The CISA and the FBI published a joint advisory recommending organizations implement threat hunting to eradicate Iranian APTs that abused Log4Shell to infiltrate a federal agency network.

Around 40% of Magento 2 websites are being targeted by at least seven hacking groups, in a massive wave of TrojanOrders attacks that exploit the CVE-2022-24086 Magento 2 vulnerability.

Checkmarx detected hundreds of WASP info-stealer infections via malicious PyPI packages built to pilfer credentials, cryptocurrency, and personal information.

New report by Comparitech revealed that, since 2018, 500 publicly-disclosed ransomware attacks cost the healthcare industry $92 billion in downtime, impacting 49 million patient records.
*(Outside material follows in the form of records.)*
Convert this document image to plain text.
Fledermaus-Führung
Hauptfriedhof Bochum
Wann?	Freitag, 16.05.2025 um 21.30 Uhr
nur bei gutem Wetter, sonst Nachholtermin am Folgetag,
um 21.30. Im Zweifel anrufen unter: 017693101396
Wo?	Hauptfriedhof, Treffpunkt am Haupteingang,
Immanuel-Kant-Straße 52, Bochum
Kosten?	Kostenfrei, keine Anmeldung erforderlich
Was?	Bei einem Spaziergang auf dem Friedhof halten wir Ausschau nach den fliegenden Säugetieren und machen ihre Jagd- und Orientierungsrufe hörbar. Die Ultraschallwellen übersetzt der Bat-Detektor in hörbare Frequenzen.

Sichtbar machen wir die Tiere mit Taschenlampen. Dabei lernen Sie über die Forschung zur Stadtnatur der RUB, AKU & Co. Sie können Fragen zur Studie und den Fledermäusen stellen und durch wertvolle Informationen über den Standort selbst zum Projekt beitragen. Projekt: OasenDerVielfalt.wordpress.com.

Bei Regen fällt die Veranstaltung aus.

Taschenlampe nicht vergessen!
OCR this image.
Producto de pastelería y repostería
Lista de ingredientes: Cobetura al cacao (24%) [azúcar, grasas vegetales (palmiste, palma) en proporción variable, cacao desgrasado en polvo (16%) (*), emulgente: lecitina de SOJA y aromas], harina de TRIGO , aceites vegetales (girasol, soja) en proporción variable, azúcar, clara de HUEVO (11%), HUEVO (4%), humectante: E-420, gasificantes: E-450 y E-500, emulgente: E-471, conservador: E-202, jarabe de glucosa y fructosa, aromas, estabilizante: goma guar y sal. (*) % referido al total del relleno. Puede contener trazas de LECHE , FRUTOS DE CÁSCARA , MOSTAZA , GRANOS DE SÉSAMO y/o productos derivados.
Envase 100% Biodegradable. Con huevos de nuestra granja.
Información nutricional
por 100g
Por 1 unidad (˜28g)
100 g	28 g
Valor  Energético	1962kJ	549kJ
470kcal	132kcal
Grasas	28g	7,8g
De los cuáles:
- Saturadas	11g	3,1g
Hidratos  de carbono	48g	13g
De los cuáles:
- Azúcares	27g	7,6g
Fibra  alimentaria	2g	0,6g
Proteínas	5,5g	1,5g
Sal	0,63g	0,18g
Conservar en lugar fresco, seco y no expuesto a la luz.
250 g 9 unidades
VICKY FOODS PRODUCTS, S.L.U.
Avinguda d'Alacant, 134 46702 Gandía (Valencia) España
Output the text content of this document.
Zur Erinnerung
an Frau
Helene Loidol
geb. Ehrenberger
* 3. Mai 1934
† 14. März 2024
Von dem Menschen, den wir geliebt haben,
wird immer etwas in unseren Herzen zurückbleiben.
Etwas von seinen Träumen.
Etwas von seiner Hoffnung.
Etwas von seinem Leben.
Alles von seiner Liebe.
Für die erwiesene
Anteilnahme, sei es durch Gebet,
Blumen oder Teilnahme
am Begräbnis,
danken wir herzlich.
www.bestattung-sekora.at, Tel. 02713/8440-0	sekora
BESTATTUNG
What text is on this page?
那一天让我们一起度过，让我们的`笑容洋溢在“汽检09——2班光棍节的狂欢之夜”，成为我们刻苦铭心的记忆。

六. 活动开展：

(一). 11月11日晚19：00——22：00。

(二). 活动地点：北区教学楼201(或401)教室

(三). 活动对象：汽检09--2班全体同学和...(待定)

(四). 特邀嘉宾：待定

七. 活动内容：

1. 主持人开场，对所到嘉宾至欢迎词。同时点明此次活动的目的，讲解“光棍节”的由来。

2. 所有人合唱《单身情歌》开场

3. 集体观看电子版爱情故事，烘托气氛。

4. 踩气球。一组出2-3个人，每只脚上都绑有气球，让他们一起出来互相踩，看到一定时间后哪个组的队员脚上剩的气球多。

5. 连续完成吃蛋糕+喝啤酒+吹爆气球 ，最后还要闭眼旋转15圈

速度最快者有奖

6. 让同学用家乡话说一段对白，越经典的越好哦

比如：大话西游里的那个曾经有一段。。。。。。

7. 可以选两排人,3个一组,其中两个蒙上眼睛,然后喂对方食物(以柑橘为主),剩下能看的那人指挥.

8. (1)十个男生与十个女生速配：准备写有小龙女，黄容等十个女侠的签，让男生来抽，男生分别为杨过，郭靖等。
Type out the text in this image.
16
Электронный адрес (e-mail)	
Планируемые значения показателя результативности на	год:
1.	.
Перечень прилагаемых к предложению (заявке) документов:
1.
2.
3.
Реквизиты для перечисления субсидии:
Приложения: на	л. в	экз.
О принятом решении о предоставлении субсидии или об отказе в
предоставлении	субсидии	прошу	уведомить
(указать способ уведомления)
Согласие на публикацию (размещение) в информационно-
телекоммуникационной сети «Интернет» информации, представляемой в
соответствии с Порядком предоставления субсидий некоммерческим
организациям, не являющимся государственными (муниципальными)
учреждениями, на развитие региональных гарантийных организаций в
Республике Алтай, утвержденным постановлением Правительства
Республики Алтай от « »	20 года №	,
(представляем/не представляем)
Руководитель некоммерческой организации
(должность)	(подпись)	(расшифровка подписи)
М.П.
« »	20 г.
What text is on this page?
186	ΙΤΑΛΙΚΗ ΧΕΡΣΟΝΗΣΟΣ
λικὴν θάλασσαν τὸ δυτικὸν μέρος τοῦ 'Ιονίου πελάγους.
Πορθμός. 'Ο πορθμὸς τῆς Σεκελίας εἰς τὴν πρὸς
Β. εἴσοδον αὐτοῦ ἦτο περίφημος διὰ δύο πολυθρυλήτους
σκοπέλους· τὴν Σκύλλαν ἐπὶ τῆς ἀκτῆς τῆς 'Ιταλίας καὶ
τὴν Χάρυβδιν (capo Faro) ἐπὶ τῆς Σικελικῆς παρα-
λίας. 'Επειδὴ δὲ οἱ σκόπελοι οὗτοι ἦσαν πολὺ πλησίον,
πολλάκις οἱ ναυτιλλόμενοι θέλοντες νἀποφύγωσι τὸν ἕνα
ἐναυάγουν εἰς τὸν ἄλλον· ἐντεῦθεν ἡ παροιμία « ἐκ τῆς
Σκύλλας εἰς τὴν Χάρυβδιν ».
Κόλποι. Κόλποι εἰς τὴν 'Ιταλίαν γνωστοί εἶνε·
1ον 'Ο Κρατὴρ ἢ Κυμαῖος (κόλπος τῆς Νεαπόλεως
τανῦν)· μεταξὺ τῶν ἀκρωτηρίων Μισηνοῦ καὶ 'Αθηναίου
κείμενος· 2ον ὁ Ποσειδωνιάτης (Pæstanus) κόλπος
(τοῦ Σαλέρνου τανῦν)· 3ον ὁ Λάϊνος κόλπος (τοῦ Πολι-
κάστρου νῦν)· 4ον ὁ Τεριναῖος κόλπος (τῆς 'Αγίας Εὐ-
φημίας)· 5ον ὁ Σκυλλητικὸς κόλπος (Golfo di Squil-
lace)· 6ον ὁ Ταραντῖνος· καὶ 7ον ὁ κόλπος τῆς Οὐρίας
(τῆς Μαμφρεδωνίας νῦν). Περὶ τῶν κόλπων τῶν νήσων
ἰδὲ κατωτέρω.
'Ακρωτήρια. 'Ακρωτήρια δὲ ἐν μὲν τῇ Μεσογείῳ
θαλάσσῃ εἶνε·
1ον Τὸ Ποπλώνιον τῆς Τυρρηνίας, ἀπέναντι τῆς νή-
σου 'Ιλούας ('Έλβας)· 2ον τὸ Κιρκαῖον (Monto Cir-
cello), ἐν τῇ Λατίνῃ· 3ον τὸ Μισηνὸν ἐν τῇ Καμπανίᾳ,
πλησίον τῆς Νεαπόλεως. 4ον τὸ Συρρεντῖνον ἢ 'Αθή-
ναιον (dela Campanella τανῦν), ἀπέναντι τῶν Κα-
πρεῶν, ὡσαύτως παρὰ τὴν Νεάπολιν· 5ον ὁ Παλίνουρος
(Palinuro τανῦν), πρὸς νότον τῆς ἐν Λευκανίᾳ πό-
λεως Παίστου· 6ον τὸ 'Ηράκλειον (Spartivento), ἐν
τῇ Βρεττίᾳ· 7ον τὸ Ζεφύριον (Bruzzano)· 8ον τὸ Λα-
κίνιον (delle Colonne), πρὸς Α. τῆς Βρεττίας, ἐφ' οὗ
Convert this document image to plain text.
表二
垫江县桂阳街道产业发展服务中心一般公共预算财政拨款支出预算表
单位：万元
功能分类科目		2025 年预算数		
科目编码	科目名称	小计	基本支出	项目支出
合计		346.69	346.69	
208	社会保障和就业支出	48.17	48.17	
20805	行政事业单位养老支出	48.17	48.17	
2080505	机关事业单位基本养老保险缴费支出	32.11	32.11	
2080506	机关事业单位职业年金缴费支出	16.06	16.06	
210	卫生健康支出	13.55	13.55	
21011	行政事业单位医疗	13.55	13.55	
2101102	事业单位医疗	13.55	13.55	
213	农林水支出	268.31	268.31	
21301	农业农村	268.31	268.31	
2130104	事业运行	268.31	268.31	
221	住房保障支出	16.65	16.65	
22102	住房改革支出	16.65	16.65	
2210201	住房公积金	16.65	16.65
Emotet has returned to the threat landscape after a hiatus of four months, noted Proofpoint researchers. In a new update, it is now dropping IcedID.

Europol’s EC3, along with law enforcement agencies from 19 countries, conducted a month-long operation and arrested 59 scammers as part of an international crackdown against credit card fraud.

A report by the U.S. DOD states that hackers are increasingly targeting the agency itself and the U.S. defense industrial base. It found that a majority of cyber incident reports are incomplete.

SaaS-based secrets management platform Akeyless raised $65 million in Series B funding, led by NGP Capital and existing investors as participants.

AppSec startup ArmorCode raised $14 million in Series A round led by Ballistic Ventures, with Sierra Ventures and Cervin Ventures as participants.